Le reazioni positive dei leader politici irlandesi non si sono fatte attendere. Bertie Ahern, primo ministro di Dublino, ha detto che l’impegno dell’Ira alla pace (impegno che include tra l’altro il completamento di un processo di effettivo disarmo che gli unionisti hanno sempre considerato disatteso o comunque poco trasparente) «può aprire una nuova era per l'Irlanda». Nell’Ulster i commenti sono più variegati, ma prevale il convincimento che da oggi in poi spetterà al Sinn Féin operare per far sì che l’annuncio dell’Ira non resti lettera morta. Non si dimentica infatti che l’«Esercito repubblicano irlandese» è responsabile di aver compiuto ancora nel dicembre scorso la clamorosa rapina da 26 milioni di sterline alla Northern Bank e di aver ucciso il mese successivo il cattolico Robert McCartney. Così se il partito Unionista dell’Ulster giustifica il diffuso scetticismo e teme che ancora una volta trionferà la retorica, il reverendo Ian Paisley - irriducibile portabandiera britannico in terra nordirlandese e capo dei ben più radicali Unionisti Democratici - ricorda con sarcasmo che l'Ira è sempre tornata sui suoi passi dopo aver fatto dichiarazioni «storiche».

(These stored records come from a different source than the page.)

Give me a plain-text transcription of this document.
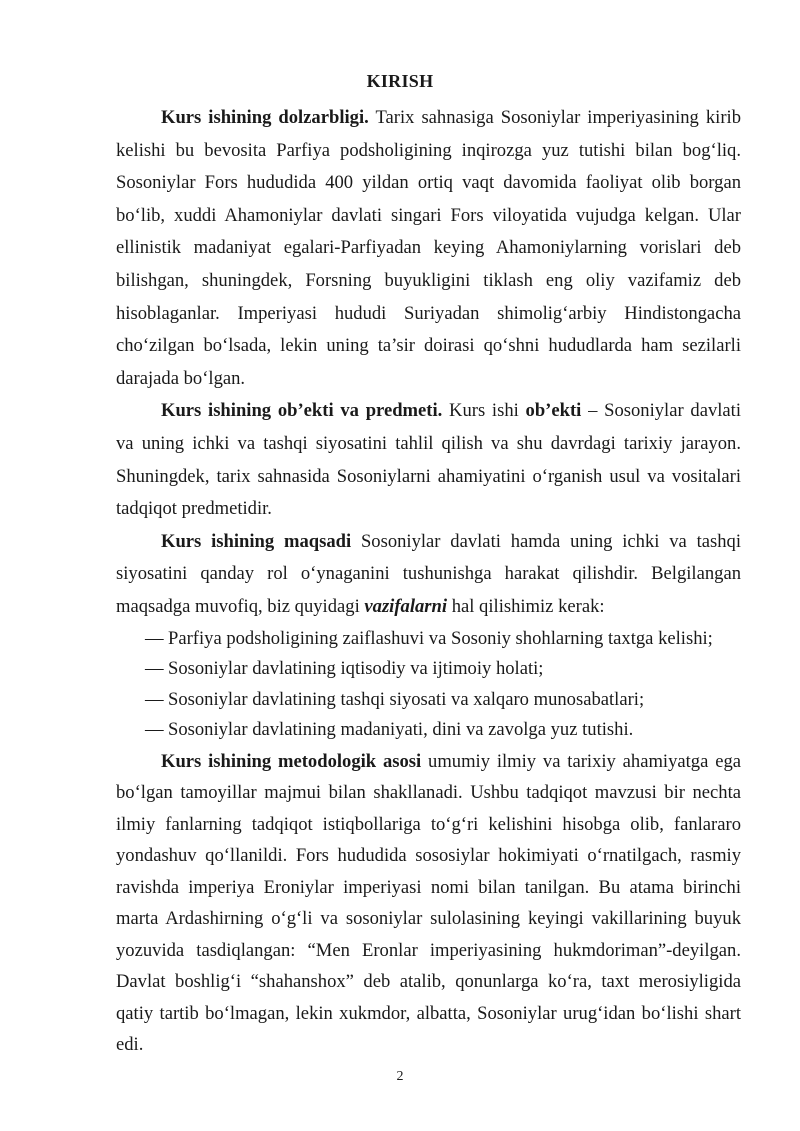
KIRISH

Kurs ishining dolzarbligi. Tarix sahnasiga Sosoniylar imperiyasining kirib kelishi bu bevosita Parfiya podsholigining inqirozga yuz tutishi bilan bog‘liq. Sosoniylar Fors hududida 400 yildan ortiq vaqt davomida faoliyat olib borgan bo‘lib, xuddi Ahamoniylar davlati singari Fors viloyatida vujudga kelgan. Ular ellinistik madaniyat egalari-Parfiyadan keying Ahamoniylarning vorislari deb bilishgan, shuningdek, Forsning buyukligini tiklash eng oliy vazifamiz deb hisoblaganlar. Imperiyasi hududi Suriyadan shimolig‘arbiy Hindistongacha cho‘zilgan bo‘lsada, lekin uning ta’sir doirasi qo‘shni hududlarda ham sezilarli darajada bo‘lgan.

Kurs ishining ob’ekti va predmeti. Kurs ishi ob’ekti – Sosoniylar davlati va uning ichki va tashqi siyosatini tahlil qilish va shu davrdagi tarixiy jarayon. Shuningdek, tarix sahnasida Sosoniylarni ahamiyatini o‘rganish usul va vositalari tadqiqot predmetidir.

Kurs ishining maqsadi Sosoniylar davlati hamda uning ichki va tashqi siyosatini qanday rol o‘ynaganini tushunishga harakat qilishdir. Belgilangan maqsadga muvofiq, biz quyidagi vazifalarni hal qilishimiz kerak:

— Parfiya podsholigining zaiflashuvi va Sosoniy shohlarning taxtga kelishi;
— Sosoniylar davlatining iqtisodiy va ijtimoiy holati;
— Sosoniylar davlatining tashqi siyosati va xalqaro munosabatlari;
— Sosoniylar davlatining madaniyati, dini va zavolga yuz tutishi.

Kurs ishining metodologik asosi umumiy ilmiy va tarixiy ahamiyatga ega bo‘lgan tamoyillar majmui bilan shakllanadi. Ushbu tadqiqot mavzusi bir nechta ilmiy fanlarning tadqiqot istiqbollariga to‘g‘ri kelishini hisobga olib, fanlararo yondashuv qo‘llanildi. Fors hududida sososiylar hokimiyati o‘rnatilgach, rasmiy ravishda imperiya Eroniylar imperiyasi nomi bilan tanilgan. Bu atama birinchi marta Ardashirning o‘g‘li va sosoniylar sulolasining keyingi vakillarining buyuk yozuvida tasdiqlangan: “Men Eronlar imperiyasining hukmdoriman”-deyilgan. Davlat boshlig‘i “shahanshox” deb atalib, qonunlarga ko‘ra, taxt merosiyligida qatiy tartib bo‘lmagan, lekin xukmdor, albatta, Sosoniylar urug‘idan bo‘lishi shart edi.

2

Da registrare infine, sempre in tema di scetticismi, che il ministro britannico per l’Irlanda del Nord Peter Hain ha lodato «la chiarezza della dichiarazione dell’Ira, che la rende diversa dalle precedenti».

Ma ha al tempo stesso dichiarato che il suo governo ha commissionato alla Independent Monitoring Commission - la commissione di quattro membri che monitora il cessate il fuoco - un rapporto per gli inizi del prossimo anno per verificare se l'Ira ha veramente cessato ogni attività armata.